Howard logged just shy of 100 innings in 2019 between the minor-league regular season, postseason, and Arizona Fall League. The Phillies were cautious with Howard during spring training in Clearwater as they tried to derive a plan to monitor his workload this season while also making sure he was available to the major-league team in August and September.

But those concerns, after the pandemic delayed the season by three months, now seem null. The Phillies could open the season on July 24 with Howard in the rotation, remove the reins, and keep him in the majors for the full 60-game season.

And that’s where the team’s decision this month comes into play. If they keep Howard in Allentown for the start of the season — perhaps for as little as just one week — he will be eligible for free agency after 2026 instead of 2025. If Howard proves to be an elite starter, an additional year of team control would be more beneficial to the team than one extra week in 2020.

Also, it cannot be ignored that there is already concern that baseball may not be able to finish a 60-game season during the pandemic. The Phillies starting Howard in the majors for the open of the season, burning his year of free agency, and then watching the 2020 season get canceled in August would be the equivalent of trading your best pitching prospect for the game’s best catcher and then watching that catcher walk away in free agency.

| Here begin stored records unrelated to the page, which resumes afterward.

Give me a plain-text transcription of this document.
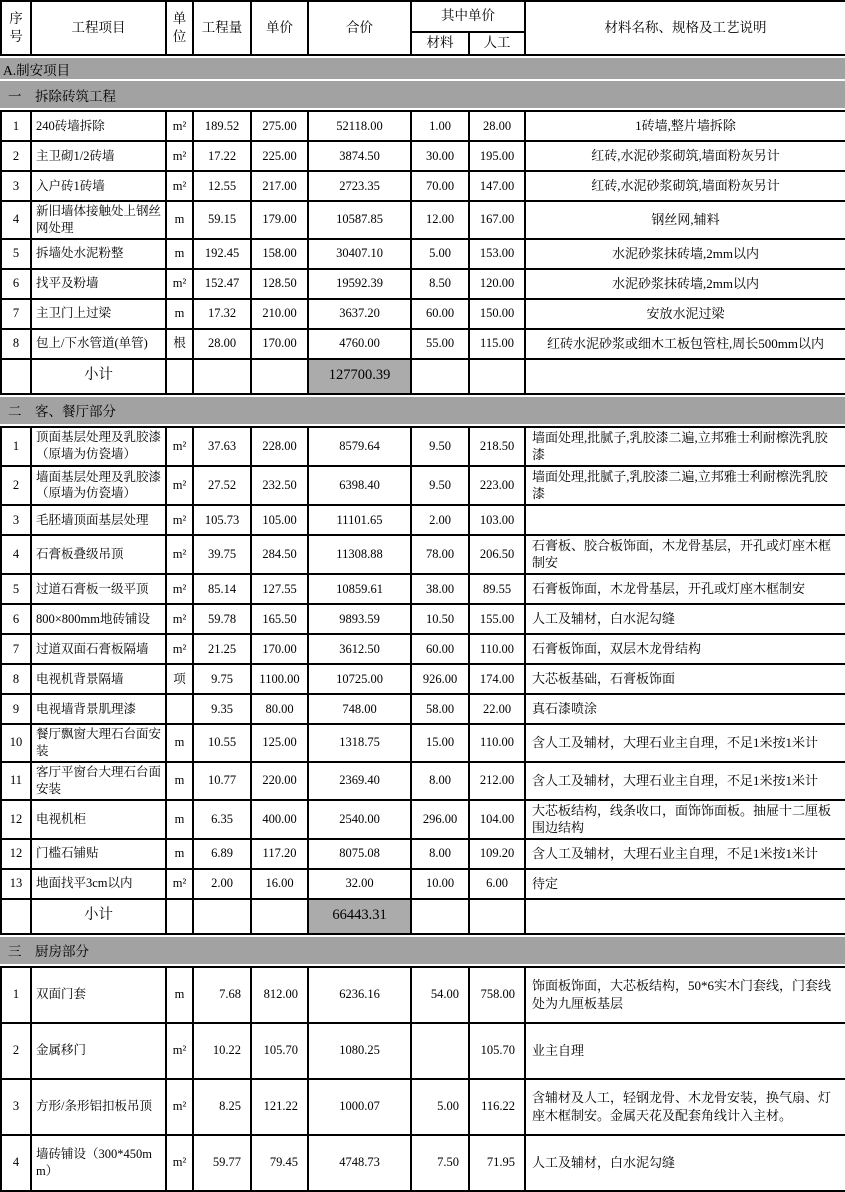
序号	工程项目	单位	工程量	单价	合价	其中单价		材料名称、规格及工艺说明
						材料	人工	
A.制安项目
一　拆除砖筑工程
1	240砖墙拆除	m²	189.52	275.00	52118.00	1.00	28.00	1砖墙,整片墙拆除
2	主卫砌1/2砖墙	m²	17.22	225.00	3874.50	30.00	195.00	红砖,水泥砂浆砌筑,墙面粉灰另计
3	入户砖1砖墙	m²	12.55	217.00	2723.35	70.00	147.00	红砖,水泥砂浆砌筑,墙面粉灰另计
4	新旧墙体接触处上钢丝网处理	m	59.15	179.00	10587.85	12.00	167.00	钢丝网,辅料
5	拆墙处水泥粉整	m	192.45	158.00	30407.10	5.00	153.00	水泥砂浆抹砖墙,2mm以内
6	找平及粉墙	m²	152.47	128.50	19592.39	8.50	120.00	水泥砂浆抹砖墙,2mm以内
7	主卫门上过梁	m	17.32	210.00	3637.20	60.00	150.00	安放水泥过梁
8	包上/下水管道(单管)	根	28.00	170.00	4760.00	55.00	115.00	红砖水泥砂浆或细木工板包管柱,周长500mm以内
	小计				127700.39			
二　客、餐厅部分
1	顶面基层处理及乳胶漆（原墙为仿瓷墙）	m²	37.63	228.00	8579.64	9.50	218.50	墙面处理,批腻子,乳胶漆二遍,立邦雅士利耐檫洗乳胶漆
2	墙面基层处理及乳胶漆（原墙为仿瓷墙）	m²	27.52	232.50	6398.40	9.50	223.00	墙面处理,批腻子,乳胶漆二遍,立邦雅士利耐檫洗乳胶漆
3	毛胚墙顶面基层处理	m²	105.73	105.00	11101.65	2.00	103.00	
4	石膏板叠级吊顶	m²	39.75	284.50	11308.88	78.00	206.50	石膏板、胶合板饰面，木龙骨基层，开孔或灯座木框制安
5	过道石膏板一级平顶	m²	85.14	127.55	10859.61	38.00	89.55	石膏板饰面，木龙骨基层，开孔或灯座木框制安
6	800×800mm地砖铺设	m²	59.78	165.50	9893.59	10.50	155.00	人工及辅材，白水泥勾缝
7	过道双面石膏板隔墙	m²	21.25	170.00	3612.50	60.00	110.00	石膏板饰面，双层木龙骨结构
8	电视机背景隔墙	项	9.75	1100.00	10725.00	926.00	174.00	大芯板基础，石膏板饰面
9	电视墙背景肌理漆		9.35	80.00	748.00	58.00	22.00	真石漆喷涂
10	餐厅飘窗大理石台面安装	m	10.55	125.00	1318.75	15.00	110.00	含人工及辅材，大理石业主自理，不足1米按1米计
11	客厅平窗台大理石台面安装	m	10.77	220.00	2369.40	8.00	212.00	含人工及辅材，大理石业主自理，不足1米按1米计
12	电视机柜	m	6.35	400.00	2540.00	296.00	104.00	大芯板结构，线条收口，面饰饰面板。抽屉十二厘板围边结构
12	门槛石铺贴	m	6.89	117.20	8075.08	8.00	109.20	含人工及辅材，大理石业主自理，不足1米按1米计
13	地面找平3cm以内	m²	2.00	16.00	32.00	10.00	6.00	待定
	小计				66443.31			
三　厨房部分
1	双面门套	m	7.68	812.00	6236.16	54.00	758.00	饰面板饰面，大芯板结构，50*6实木门套线，门套线处为九厘板基层
2	金属移门	m²	10.22	105.70	1080.25		105.70	业主自理
3	方形/条形铝扣板吊顶	m²	8.25	121.22	1000.07	5.00	116.22	含辅材及人工，轻钢龙骨、木龙骨安装，换气扇、灯座木框制安。金属天花及配套角线计入主材。
4	墙砖铺设（300*450mm）	m²	59.77	79.45	4748.73	7.50	71.95	人工及辅材，白水泥勾缝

“Howard is an interesting one, specifically, because as you guys recall back in Clearwater in February and March, we talked a lot about the need to manage his workload just given the limited workload he had a year ago and not wanting to push him too much, too soon this year,” Phillies general manager Matt Klentak said at the start of summer camp. “With COVID being what it’s been the last few months, he’s obviously had a chance to rest. I think the fact that he is part of this 53 player group should reflect that we view him as a candidate to compete for us in our 60-game season.”

The Phillies may start the season with 16 pitchers, but they could need nearly double that many to finish the season. It is safe to expect them to lose pitchers to the virus or virus-related issues, lose pitchers to injury, and lose pitchers to poor performance.

Howard, even if he starts the season training in Allentown, will pitch for the Phillies this season. Now it’s just a matter of determining when that will be.

“We know that he’d be a top-end prospect in any organization because he has power, he throws strikes, he’s athletic, he has a really, really good change-up and breaking ball. The key component there is stuff with strikes, stuff with command,” Price said. “The sky is the limit. In the same respect, then you have to get to the big leagues and perform at this level before you define where you are: starter or reliever, No. 1 or No. 5 or somewhere in between. I’ll reserve judgment on there and let him pitch his way wherever he gets to.”